Cannabinoid withdrawal in mice: Inverse agonist vs neutral antagonist

Abstract

Rationale: Previous reports shows rimonabant's inverse properties may be a limiting factor for treating cannabinoid dependence. To overcome this limitation, neutral antagonists were developed, to address mechanisms by which an inverse agonist and neutral antagonist elicit withdrawal. Objective: The objective of this study is to introduce an animal model to study cannabinoid dependence by incorporating traditional methodologies and profiling novel cannabinoid ligands with distinct pharmacological properties/modes of action by evaluating their pharmacological effects on CB 1 -receptor (CB 1 R) related physiological/behavioral endpoints. Methods: The cannabinergic AM2389 was acutely characterized in the tetrad (locomotor activity, analgesia, inverted screen/catalepsy bar test, and temperature), with some comparisons made to Δ 9 -tetrahydrocannabinol (THC). Tolerance was measured in mice repeatedly administered AM2389. Antagonist-precipitated withdrawal was characterized in cannabinoid-adapted mice induced by either centrally acting antagonists, rimonabant and AM4113, or an antagonist with limited brain penetration, AM6545. Results: In the tetrad, AM2389 was more potent and longer acting than THC, suggesting a novel approach for inducing dependence. Repeated administration of AM2389 led to tolerance by attenuating hypothermia that was induced by acute AM2389 administration.
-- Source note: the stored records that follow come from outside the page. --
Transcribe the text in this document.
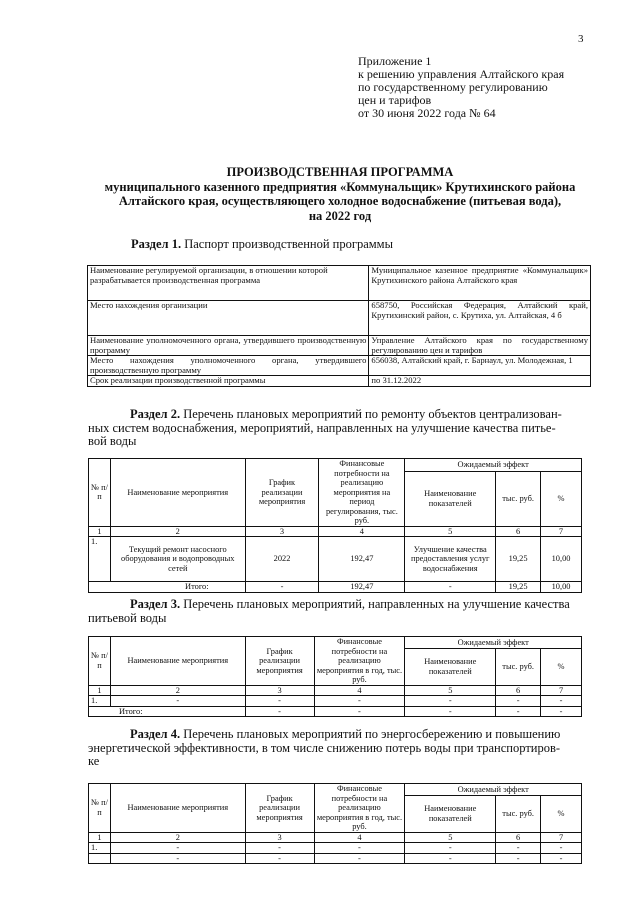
3
Приложение 1
к решению управления Алтайского края
по государственному регулированию
цен и тарифов
от 30 июня 2022 года № 64
ПРОИЗВОДСТВЕННАЯ ПРОГРАММА
муниципального казенного предприятия «Коммунальщик» Крутихинского района
Алтайского края, осуществляющего холодное водоснабжение (питьевая вода),
на 2022 год
Раздел 1. Паспорт производственной программы
Наименование регулируемой организации, в отношении которой разрабатывается производственная программа	Муниципальное казенное предприятие «Коммунальщик» Крутихинского района Алтайского края
Место нахождения организации	658750, Российская Федерация, Алтайский край, Крутихинский район, с. Крутиха, ул. Алтайская, 4 б
Наименование уполномоченного органа, утвердившего производственную программу	Управление Алтайского края по государственному регулированию цен и тарифов
Место нахождения уполномоченного органа, утвердившего производственную программу	656038, Алтайский край, г. Барнаул, ул. Молодежная, 1
Срок реализации производственной программы	по 31.12.2022
Раздел 2. Перечень плановых мероприятий по ремонту объектов централизован-
ных систем водоснабжения, мероприятий, направленных на улучшение качества питье-
вой воды
№ п/п	Наименование мероприятия	График реализации мероприятия	Финансовые потребности на реализацию мероприятия на период регулирования, тыс. руб.	Ожидаемый эффект		
				Наименование показателей	тыс. руб.	%
1	2	3	4	5	6	7
1.	Текущий ремонт насосного оборудования и водопроводных сетей	2022	192,47	Улучшение качества предоставления услуг водоснабжения	19,25	10,00
Итого:		-	192,47	-	19,25	10,00
Раздел 3. Перечень плановых мероприятий, направленных на улучшение качества
питьевой воды
№ п/п	Наименование мероприятия	График реализации мероприятия	Финансовые потребности на реализацию мероприятия в год, тыс. руб.	Ожидаемый эффект		
				Наименование показателей	тыс. руб.	%
1	2	3	4	5	6	7
1.	-	-	-	-	-	-
Итого:		-	-	-	-	-
Раздел 4. Перечень плановых мероприятий по энергосбережению и повышению
энергетической эффективности, в том числе снижению потерь воды при транспортиров-
ке
№ п/п	Наименование мероприятия	График реализации мероприятия	Финансовые потребности на реализацию мероприятия в год, тыс. руб.	Ожидаемый эффект		
				Наименование показателей	тыс. руб.	%
1	2	3	4	5	6	7
1.	-	-	-	-	-	-
	-	-	-	-	-	-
Antagonist-precipitated withdrawal signs were induced by rimonabant or AM4113, but not by AM6545. Antagonist-precipitated withdrawal was reversed by reinstating AM2389 or THC. Conclusions: These findings suggest cannabinoid-precipitated withdrawal may not be ascribed to the inverse properties of rimonabant, but rather to rapid competition with the agonist at the CB 1 R. This withdrawal syndrome is likely centrally mediated, since only the centrally acting CB 1 R antagonists elicited withdrawal, i.e., such responses were absent after the purported peripherally selective CB 1 R antagonist AM6545.